The term “equality” has become commonplace in our rallying cries for various political and social movements. Yet we rarely pause to consider what the word actually means. More importantly, we tend to neglect the ways in which religion shapes our view of political equality.
First, let’s clarify what we mean by political equality. In his essay, “Membership,” C.S. Lewis summarizes political equality as the practice of “treating human persons (in judicious defiance of the observed facts) as if they were all the same kind of thing.” Despite different skills, different morals, different opinions, different heights, different sizes, and different fingerprints, people are the same under the law. “We hold these truths to be self-evident, that all men are created equal.”
But what is the Christian view of equality?
Genesis 1:27 says that “God created mankind in his own image.” On one hand, humans are elevated above the rest of creation because they are endowed with the divine image.

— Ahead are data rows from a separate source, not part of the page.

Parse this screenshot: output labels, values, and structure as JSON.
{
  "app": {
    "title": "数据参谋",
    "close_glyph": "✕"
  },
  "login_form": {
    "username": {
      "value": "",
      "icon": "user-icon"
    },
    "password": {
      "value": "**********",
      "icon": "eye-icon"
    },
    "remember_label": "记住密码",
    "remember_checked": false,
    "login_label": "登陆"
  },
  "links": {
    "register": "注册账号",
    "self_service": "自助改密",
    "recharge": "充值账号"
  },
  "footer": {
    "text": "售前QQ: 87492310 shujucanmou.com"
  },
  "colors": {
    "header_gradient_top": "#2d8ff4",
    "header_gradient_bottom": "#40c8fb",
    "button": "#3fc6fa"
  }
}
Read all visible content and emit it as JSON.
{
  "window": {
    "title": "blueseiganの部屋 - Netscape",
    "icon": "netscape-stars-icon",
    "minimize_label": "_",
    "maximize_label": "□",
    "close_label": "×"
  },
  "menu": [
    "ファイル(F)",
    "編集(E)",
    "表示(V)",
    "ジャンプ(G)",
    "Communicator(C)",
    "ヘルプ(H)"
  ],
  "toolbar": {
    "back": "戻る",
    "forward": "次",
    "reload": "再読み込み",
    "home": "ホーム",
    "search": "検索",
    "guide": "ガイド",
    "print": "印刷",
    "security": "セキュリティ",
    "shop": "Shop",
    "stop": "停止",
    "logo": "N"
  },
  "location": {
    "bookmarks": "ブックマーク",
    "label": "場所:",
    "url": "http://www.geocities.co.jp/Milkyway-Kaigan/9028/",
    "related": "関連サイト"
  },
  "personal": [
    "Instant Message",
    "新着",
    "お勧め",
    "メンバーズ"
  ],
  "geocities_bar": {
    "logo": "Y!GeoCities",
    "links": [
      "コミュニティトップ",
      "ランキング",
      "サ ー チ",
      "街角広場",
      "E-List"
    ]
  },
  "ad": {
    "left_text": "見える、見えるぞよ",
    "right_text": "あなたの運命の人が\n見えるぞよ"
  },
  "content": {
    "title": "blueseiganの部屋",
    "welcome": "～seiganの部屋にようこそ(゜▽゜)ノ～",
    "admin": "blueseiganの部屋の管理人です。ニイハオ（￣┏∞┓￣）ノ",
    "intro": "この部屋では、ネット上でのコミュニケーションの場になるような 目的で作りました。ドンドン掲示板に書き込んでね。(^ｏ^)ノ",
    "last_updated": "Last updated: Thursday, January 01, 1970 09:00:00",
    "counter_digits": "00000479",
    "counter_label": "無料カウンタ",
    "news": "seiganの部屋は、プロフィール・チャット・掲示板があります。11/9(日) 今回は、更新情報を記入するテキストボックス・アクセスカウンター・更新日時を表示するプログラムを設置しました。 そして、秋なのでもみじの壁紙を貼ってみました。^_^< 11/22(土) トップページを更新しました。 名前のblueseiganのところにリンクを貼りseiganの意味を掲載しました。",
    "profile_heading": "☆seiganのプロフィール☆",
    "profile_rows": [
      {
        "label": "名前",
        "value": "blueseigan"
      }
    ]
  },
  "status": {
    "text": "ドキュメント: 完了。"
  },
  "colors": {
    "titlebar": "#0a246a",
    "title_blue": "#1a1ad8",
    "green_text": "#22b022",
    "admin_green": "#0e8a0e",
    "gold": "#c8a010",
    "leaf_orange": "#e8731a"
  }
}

On the other hand, the divine image is shared indiscriminately by all mankind.
But does this mean that people want to be treated just like everybody else?
Imagine how disappointing it would be if everyone in your family gave you the same gift on your birthday, or if a friend gave you the same Christmas gift they gave to everybody else. It would feel cold and impersonal because we have a fundamental longing to be known, not just as a variation in the species of homo sapiens, but as a unique and irreplaceable person. In that sense, we do want to be treated differently. We want to be treated as ourselves.
The pursuit of political equality will always be necessary because, in reality, people do act unjustly. As Psalm 14:3 says, “All have turned away, all have become corrupt; there is no one who does good, not even one.” Because people tend to act wickedly, the law can and should punish wicked behavior. But this is only the first step toward a virtuous society. As Lewis explains: “The function of equality is purely protective. It is medicine, not food. By treating human persons (in judicious defiance of the observed facts) as if they were all the same kind of thing, we avoid innumerable evils. But it is not on this that we were made to live.”
Modern philosophies fail to recognize that political equality needs an explanation for why humans have intrinsic and equal value. Society teaches generation after generation that we are nothing more than a jumble of highly evolved microbes and carnal urges and then simultaneously expects us to be people of reason and virtue. This approach is grievously mistaken. We must look outside ourselves if we want to find a standard by which we can all be judged as equally worthy.
“The infinite value of each human soul is not a Christian doctrine,” writes Lewis. “God did not die for man because of some value He perceived in him. The value of each human soul considered simply in itself, out of relation to God, is zero … He [God] loved us not because we were lovable, but because He is Love … If there is equality it is in His love, not in us.”
Political equality is a noble end that falls short of creating a virtuous society. The great commandment of Christ is not “love all your neighbors equally,” but “love your neighbor as yourself” (Mark 12:31). This statement is painfully personal. It demands that we not merely treat others as we treat all others, but that we love them with as much bias as we love ourselves.